There are a few things to consider when deciding how to split shares between a couple.
Who genuinely owns the business, founded it and acquired it? Who works in it and earns the money? If the person who formed, and runs, the company isn’t the majority shareholder, this could be storing up trouble – particularly because, in the event of a fall-out between a couple, the main worker could find themselves not in control of their own Company.
Splitting shares between spouses can be advantageous – particularly when their respective taxable income is unequal. It is common for a shareholder to transfer shares to their spouse if it minimises their overall tax bill. Transferring shares to a spouse is straightforward and there are no Capital Gains Tax implications.

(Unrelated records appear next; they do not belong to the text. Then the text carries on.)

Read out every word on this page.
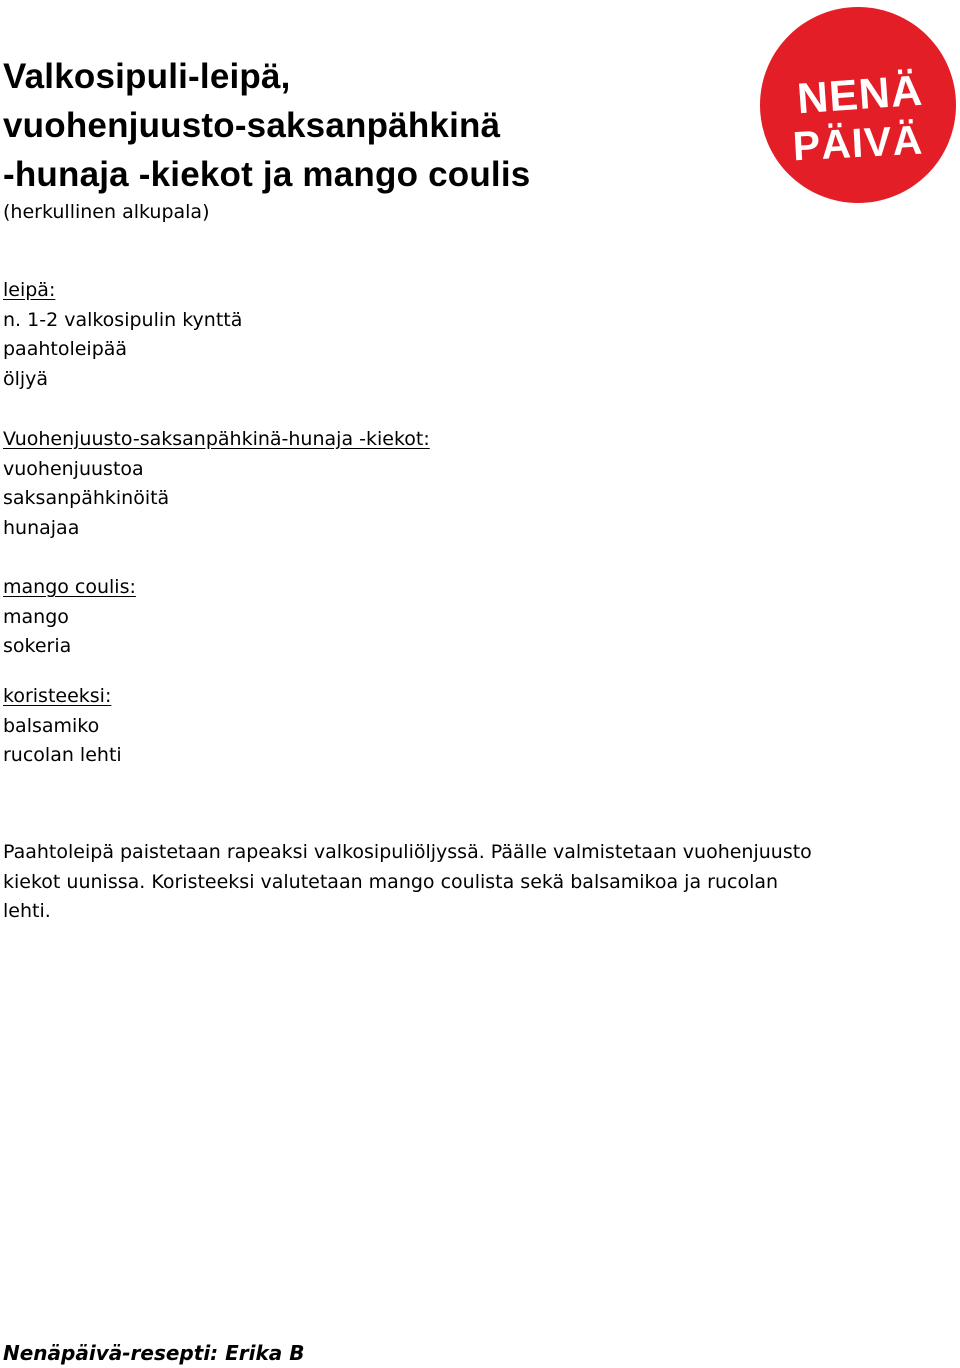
Valkosipuli-leipä,
vuohenjuusto-saksanpähkinä
-hunaja -kiekot ja mango coulis
(herkullinen alkupala)
NENÄ
PÄIVÄ
leipä:
n. 1-2 valkosipulin kynttä
paahtoleipää
öljyä
Vuohenjuusto-saksanpähkinä-hunaja -kiekot:
vuohenjuustoa
saksanpähkinöitä
hunajaa
mango coulis:
mango
sokeria
koristeeksi:
balsamiko
rucolan lehti
Paahtoleipä paistetaan rapeaksi valkosipuliöljyssä. Päälle valmistetaan vuohenjuusto
kiekot uunissa. Koristeeksi valutetaan mango coulista sekä balsamikoa ja rucolan
lehti.
Nenäpäivä-resepti: Erika B
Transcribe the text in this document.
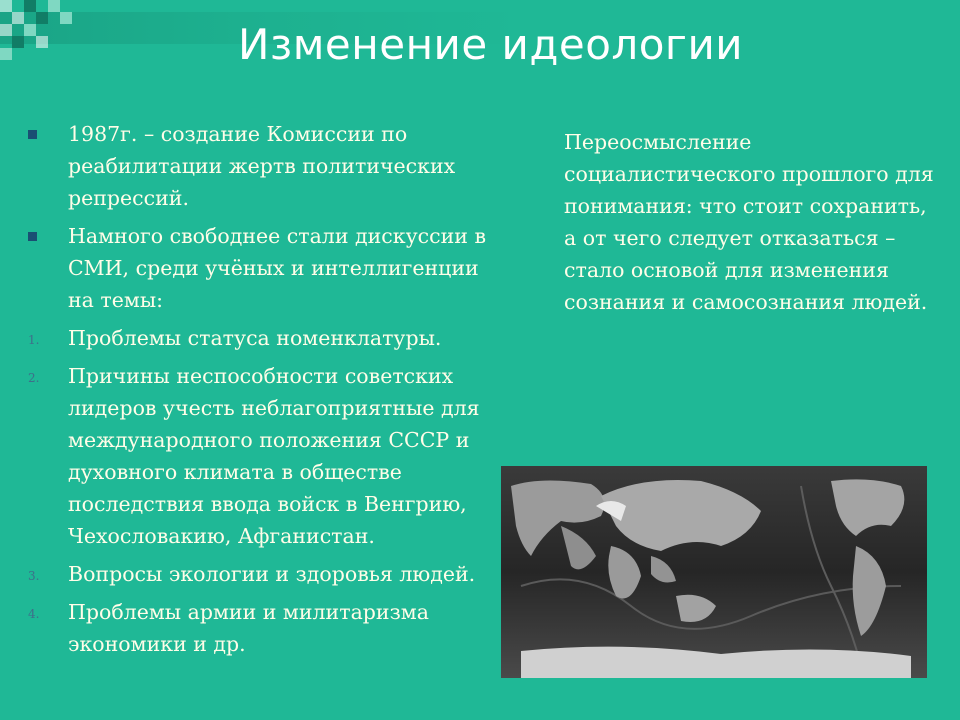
Изменение идеологии
1987г. – создание Комиссии по реабилитации жертв политических репрессий.
Намного свободнее стали дискуссии в СМИ, среди учёных и интеллигенции на темы:
1. Проблемы статуса номенклатуры.
2. Причины неспособности советских лидеров учесть неблагоприятные для международного положения СССР и духовного климата в обществе последствия ввода войск в Венгрию, Чехословакию, Афганистан.
3. Вопросы экологии и здоровья людей.
4. Проблемы армии и милитаризма экономики и др.
Переосмысление социалистического прошлого для понимания: что стоит сохранить, а от чего следует отказаться – стало основой для изменения сознания и самосознания людей.
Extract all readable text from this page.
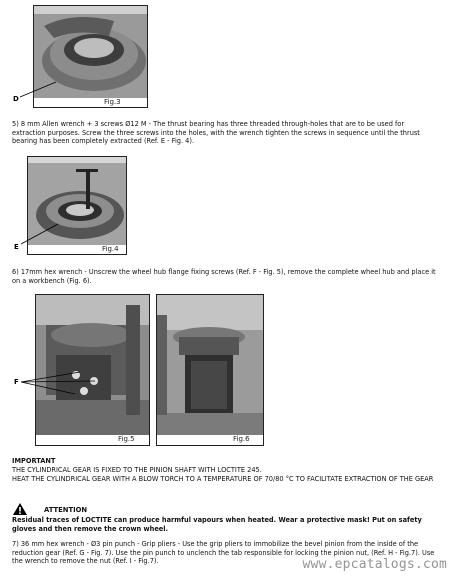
Fig.3
D
5) 8 mm Allen wrench + 3 screws Ø12 M - The thrust bearing has three threaded through-holes that are to be used for extraction purposes. Screw the three screws into the holes, with the wrench tighten the screws in sequence until the thrust bearing has been completely extracted (Ref. E - Fig. 4).
Fig.4
E
6) 17mm hex wrench - Unscrew the wheel hub flange fixing screws (Ref. F - Fig. 5), remove the complete wheel hub and place it on a workbench (Fig. 6).
Fig.5
F
Fig.6
IMPORTANT
THE CYLINDRICAL GEAR IS FIXED TO THE PINION SHAFT WITH LOCTITE 245.
HEAT THE CYLINDRICAL GEAR WITH A BLOW TORCH TO A TEMPERATURE OF 70/80 °C TO FACILITATE EXTRACTION OF THE GEAR
ATTENTION
Residual traces of LOCTITE can produce harmful vapours when heated. Wear a protective mask! Put on safety gloves and then remove the crown wheel.
7) 36 mm hex wrench - Ø3 pin punch - Grip pliers - Use the grip pliers to immobilize the bevel pinion from the inside of the reduction gear (Ref. G - Fig. 7). Use the pin punch to unclench the tab responsible for locking the pinion nut, (Ref. H - Fig.7). Use the wrench to remove the nut (Ref. I - Fig.7).	www.epcatalogs.com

Relationship to work done by each spouse
In 2007, there was a court case concerning a law called s.660a, in which the House of Lords ruled that a shareholder can give shares to their spouse without there being any tax issue – so long as the share transfer was an outright gift. No legislation has since altered this position.
However, I do sometimes hear concerns from people who believe it might be unsafe to gift more than about 30% of the share capital to a non-working spouse. This is not the case.
This term describes the situation where there are different share classes with different rights – e.g. perhaps A shares with voting rights and B shares etc. with no voting rights but a right to dividends. The idea is that dividends are paid out in a tax efficient way to the B/C/D shareholders without the main director/shareholder having to give up control – so, it could be said, there is no real “outright gift”. It is this sort of set-up where Companies are potentially at risk of an HMRC enquiry – and I advise being very cautious around setting up Alphabet share structures.